Assuming the state doesn't give up, which it has already said it will not, everyone understands this process will take several years of appeals, eventually reaching the Supreme Court. In today's America, all important social and political issues are decided by the courts, not the people or their elected representatives. It may not be a sensible way to make policy, but with lawyers of the American Civil Liberties Union implacably hostile to immigration enforcement -- some inside the government, some outside -- there's no alternative.
That said, some parts of the new Arizona law were unaffected by today's ruling, most notably the prohibition against "sanctuary cities" that forbid cooperation with federal immigration authorities. Sanctuary cities are already prohibited by federal law, but successive administrations have done nothing to punish these jurisdictions, which interfere with immigration enforcement -- a position trumped, of course, by this administration actually suing a state for trying to assist in that enforcement.
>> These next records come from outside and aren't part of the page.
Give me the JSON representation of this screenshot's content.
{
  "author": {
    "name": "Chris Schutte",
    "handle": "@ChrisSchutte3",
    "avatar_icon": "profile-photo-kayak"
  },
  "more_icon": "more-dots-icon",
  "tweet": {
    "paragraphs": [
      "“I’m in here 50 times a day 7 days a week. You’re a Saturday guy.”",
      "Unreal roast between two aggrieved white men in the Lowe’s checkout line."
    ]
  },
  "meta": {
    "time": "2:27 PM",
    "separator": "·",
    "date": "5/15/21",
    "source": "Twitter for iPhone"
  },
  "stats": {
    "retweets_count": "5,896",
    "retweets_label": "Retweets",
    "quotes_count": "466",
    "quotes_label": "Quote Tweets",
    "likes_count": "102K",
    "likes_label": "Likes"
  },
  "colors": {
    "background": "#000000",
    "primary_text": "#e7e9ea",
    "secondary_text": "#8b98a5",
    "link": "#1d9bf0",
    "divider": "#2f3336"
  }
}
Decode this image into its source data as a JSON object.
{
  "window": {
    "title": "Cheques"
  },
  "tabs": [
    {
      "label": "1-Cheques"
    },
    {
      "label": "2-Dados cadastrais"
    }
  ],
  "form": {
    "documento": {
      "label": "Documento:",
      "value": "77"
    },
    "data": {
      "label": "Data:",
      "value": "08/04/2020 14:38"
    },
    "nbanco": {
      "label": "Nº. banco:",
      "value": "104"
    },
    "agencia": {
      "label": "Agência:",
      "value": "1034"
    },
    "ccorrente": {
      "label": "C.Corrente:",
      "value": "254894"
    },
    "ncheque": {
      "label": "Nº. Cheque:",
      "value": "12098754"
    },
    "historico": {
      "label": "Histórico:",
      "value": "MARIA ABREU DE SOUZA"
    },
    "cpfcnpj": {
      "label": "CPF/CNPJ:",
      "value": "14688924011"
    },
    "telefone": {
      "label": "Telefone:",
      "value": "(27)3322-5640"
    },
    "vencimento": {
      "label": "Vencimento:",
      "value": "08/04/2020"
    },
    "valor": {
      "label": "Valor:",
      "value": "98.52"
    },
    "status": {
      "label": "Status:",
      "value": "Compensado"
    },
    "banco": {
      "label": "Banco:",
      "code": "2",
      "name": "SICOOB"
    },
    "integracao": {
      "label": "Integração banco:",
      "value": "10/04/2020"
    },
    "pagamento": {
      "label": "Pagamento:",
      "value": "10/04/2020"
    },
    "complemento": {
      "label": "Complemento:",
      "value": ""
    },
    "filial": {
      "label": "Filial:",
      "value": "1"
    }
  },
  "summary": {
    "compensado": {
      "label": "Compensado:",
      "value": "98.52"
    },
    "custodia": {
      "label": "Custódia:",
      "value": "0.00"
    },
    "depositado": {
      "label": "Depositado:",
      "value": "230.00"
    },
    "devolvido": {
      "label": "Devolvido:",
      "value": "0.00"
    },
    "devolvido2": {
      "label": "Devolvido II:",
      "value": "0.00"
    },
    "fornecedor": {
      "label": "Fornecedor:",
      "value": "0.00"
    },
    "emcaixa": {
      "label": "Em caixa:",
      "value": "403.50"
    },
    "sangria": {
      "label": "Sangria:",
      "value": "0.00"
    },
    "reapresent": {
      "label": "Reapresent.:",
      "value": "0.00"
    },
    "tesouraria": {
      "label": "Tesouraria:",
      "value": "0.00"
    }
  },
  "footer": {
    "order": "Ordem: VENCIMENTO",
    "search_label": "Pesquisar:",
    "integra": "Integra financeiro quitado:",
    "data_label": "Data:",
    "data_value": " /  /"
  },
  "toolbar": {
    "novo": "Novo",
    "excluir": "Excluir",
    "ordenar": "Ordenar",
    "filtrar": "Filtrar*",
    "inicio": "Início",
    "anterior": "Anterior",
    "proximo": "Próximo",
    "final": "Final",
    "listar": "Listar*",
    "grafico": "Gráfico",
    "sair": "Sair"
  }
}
Perhaps most importantly, the judge did not enjoin the provision allowing private citizens to sue such sanctuary jurisdictions, opening the door for the first time to legal action against these scofflaw cities.
But apart from the specifics of the Arizona lawsuits, the ruling's effects are likely to be positive for the cause of enforcement of immigration laws. Poll after poll has shown substantial nationwide support for Arizona's effort to help enforce federal law. Today's ruling, like the filing of the Justice Department lawsuit in the first place, reinforces the public sense that the federal government is simply uninterested in securing the borders. In particular, Democratic lawmakers up for election in November will be saddled with this usurpation of the public will, and if they lose, many of their colleagues are likely to discover a new zeal for immigration enforcement.
In a broader sense, the frustration of public demands for border control through litigation is instructive when thinking about the debate in Washington over immigration. What advocates call "comprehensive immigration reform" is sold as a package, a grand bargain, of amnesty for illegal aliens (and increased legal immigration) in exchange for tougher enforcement in the future. But if the Arizona experience has taught us anything, it's that any new enforcement measure will be tied up in the courts for years. This makes a grand bargain impossible, almost by definition: The amnesty part of the deal would be implemented immediately, while the promised enforcement would languish in court and might never survive.
This is probably the most important lesson from the Arizona lawsuits: that comprehensive immigration reform is out of the question. Enforcement measures must not only be legislated before any discussion of amnesty takes place; they must be fully litigated, too.